I use the JAGS software to fit this multilevel Bayesian model by Markov chain Monte Carlo (MCMC). One first defines the model by means of a script, puts the data into a R list, and executes the run.jags() function from the runjags package to take a simulated sample of parameters from the posterior distribution. In particular, one obtains simulated samples of \beta_i + \gamma_i x_i for all players. One can summarize these samples by computation of posterior means, and these means give estimates of p_i which are our Bayesian predictions at the home run rates in the second half of the season.

How Do The Estimates Perform?

I consider a collection of 40 current seasons in this evaluation of methods. For each of these 40 seasons, I predict the second-half season home run rates from the first-half HR rates and the cumulative historical HR rates from the previous four seasons. I compute each of the five empirical estimates (Current, Mix.20, Mix.50, Mix.80, Old) and estimates from the Bayesian multilevel model. For each method, I compute the average absolute prediction error. In the following figure, each small panel compares the predictive performance of the five empirical methods for a given season using connected points and shows the performance of the Bayes multilevel estimate by a horizontal brown line. From looking at this display, we see that the predictive performance of the Bayes estimates is similar to the performance of the Mix.50 and Mix.80 methods which put respectively equal and heavy weights on the historical rates. The Current and Mix.20 (which places heavy weight on Current) methods perform poorly compared with the other methods.

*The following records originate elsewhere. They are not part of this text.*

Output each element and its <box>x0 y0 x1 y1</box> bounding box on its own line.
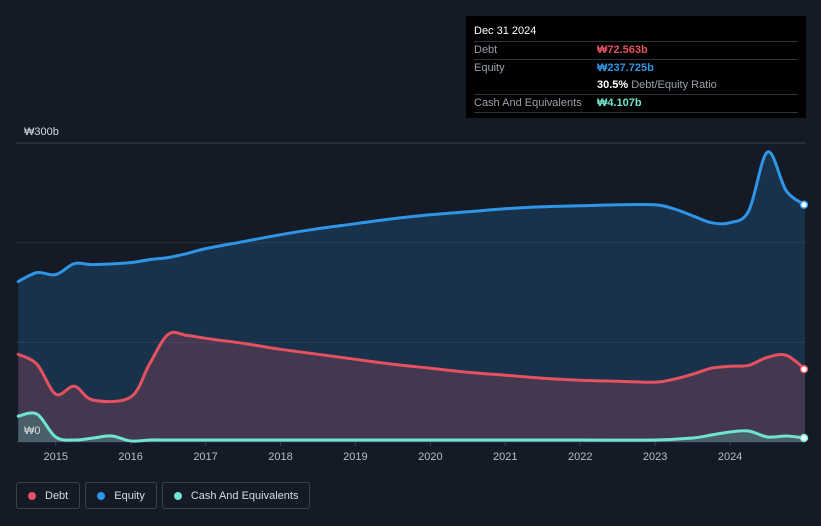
debt-dot-icon <box>28 491 36 500</box>
legend-item-cash[interactable]: Cash And Equivalents <box>161 482 311 509</box>
legend-item-debt[interactable]: Debt <box>16 482 81 509</box>
legend: Debt Equity Cash And Equivalents <box>16 482 311 509</box>
x-tick-label: 2015 <box>43 451 67 463</box>
tooltip-panel: Dec 31 2024 Debt ₩72.563b Equity ₩237.72… <box>466 16 806 118</box>
tooltip-cash-value: ₩4.107b <box>597 97 642 109</box>
tooltip-row-ratio: 30.5% Debt/Equity Ratio <box>474 77 798 94</box>
tooltip-row-equity: Equity ₩237.725b <box>474 59 798 77</box>
ratio-value: 30.5% <box>597 79 629 91</box>
x-tick-label: 2024 <box>718 451 742 463</box>
x-tick-label: 2023 <box>643 451 667 463</box>
y-tick-label: ₩0 <box>24 425 41 437</box>
x-tick-label: 2021 <box>493 451 517 463</box>
tooltip-cash-label: Cash And Equivalents <box>474 97 582 109</box>
series-areas <box>18 151 805 442</box>
legend-equity-label: Equity <box>114 489 145 502</box>
cash-dot-icon <box>173 491 182 500</box>
cash-and-equivalents-end-marker <box>799 433 809 443</box>
series-lines <box>16 150 807 443</box>
tooltip-debt-label: Debt <box>474 44 498 56</box>
legend-item-equity[interactable]: Equity <box>85 482 157 509</box>
end-markers <box>799 200 809 443</box>
tooltip-ratio-label <box>474 77 597 94</box>
tooltip-row-cash: Cash And Equivalents ₩4.107b <box>474 94 798 112</box>
tooltip-bottom-rule <box>474 112 798 113</box>
ratio-caption: Debt/Equity Ratio <box>631 79 717 91</box>
legend-cash-label: Cash And Equivalents <box>190 489 299 502</box>
x-tick-label: 2016 <box>118 451 142 463</box>
tooltip-equity-label: Equity <box>474 62 505 74</box>
x-tick-label: 2018 <box>268 451 292 463</box>
equity-end-marker <box>799 200 809 210</box>
debt-line <box>16 330 807 404</box>
axis-labels: ₩300b ₩0 2015 2016 2017 2018 2019 2020 2021 2022 2… <box>24 126 742 463</box>
debt-end-marker <box>799 364 809 374</box>
cash-and-equivalents-area <box>18 412 805 442</box>
gridlines <box>16 142 805 443</box>
tooltip-row-debt: Debt ₩72.563b <box>474 41 798 59</box>
tooltip-date: Dec 31 2024 <box>474 25 537 37</box>
equity-area <box>18 151 805 442</box>
x-tick-label: 2020 <box>418 451 442 463</box>
tooltip-equity-value: ₩237.725b <box>597 62 654 74</box>
equity-dot-icon <box>97 491 106 500</box>
tooltip-ratio-value: 30.5% Debt/Equity Ratio <box>597 77 717 94</box>
y-tick-label: ₩300b <box>24 126 59 138</box>
tooltip-debt-value: ₩72.563b <box>597 44 648 56</box>
cash-and-equivalents-line <box>16 411 807 443</box>
x-tick-label: 2022 <box>568 451 592 463</box>
debt-area <box>18 332 805 442</box>
legend-debt-label: Debt <box>45 489 69 502</box>
x-tick-label: 2017 <box>193 451 217 463</box>
x-tick-label: 2019 <box>343 451 367 463</box>
equity-line <box>16 150 807 284</box>
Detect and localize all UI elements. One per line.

Another way to compare these estimates is to run a prediction contest — for a given season, which method (among the six methods) has the best (lowest) prediction error? For the 40 seasons …

  • the Mix.80 method was best for 16 seasons
  • the Bayes method was best for 14 seasons
  • the Mix.50 method was best for 9 seasons

If we are interested in the worst method with respect to prediction, using the Current home run rates was worst for 36 of 40 seasons. The takeaway is the Bayes multilevel estimates perform well compared to the Mix.80 and Mix.50 methods.


  • Simple method? In the introduction, I described this Bayesian modeling method as “simpler” than the empirical prediction methods described in the last post. Tom Tango has good intuition on suitable predictors since he is very familiar with baseball and has some experience with this particular prediction problem. In contrast, this Bayesian model is straightforward to apply even for those who have limited knowledge of baseball. The fits from the Bayesian model are adaptive in the sense that the data is used to decide how to properly combine the current season and historical data.
  • Advantage of Bayes. Although I focused on point prediction of future home run rates, the Bayesian machinery provides a full posterior distribution of all unknowns which can be used for other inferential and prediction tasks. It would be easy, for example, to provide 90% prediction intervals for these future home run rates.
  • Other ways to fit multilevel models. There are other ways of fitting these multilevel models. The glmer() function in the lme4 package provides a maximum likelihood fit of a multilevel model and the Stan software provides an alternative MCMC fit of the Bayesian models. I have illustrated the use of the lme4 package in previous posts. For example, this post gives an example of using the glmer() function to fit a varying-intercepts multilevel model for swing rates.
  • R code? All of the R functions for this work can be found on my Github Gist site. The get_hr_data() function obtains the home run data, the multilevel_reg() function implements the Bayes fitting using JAGS and the run_and_evaluate() function computes the prediction errors using the six methods.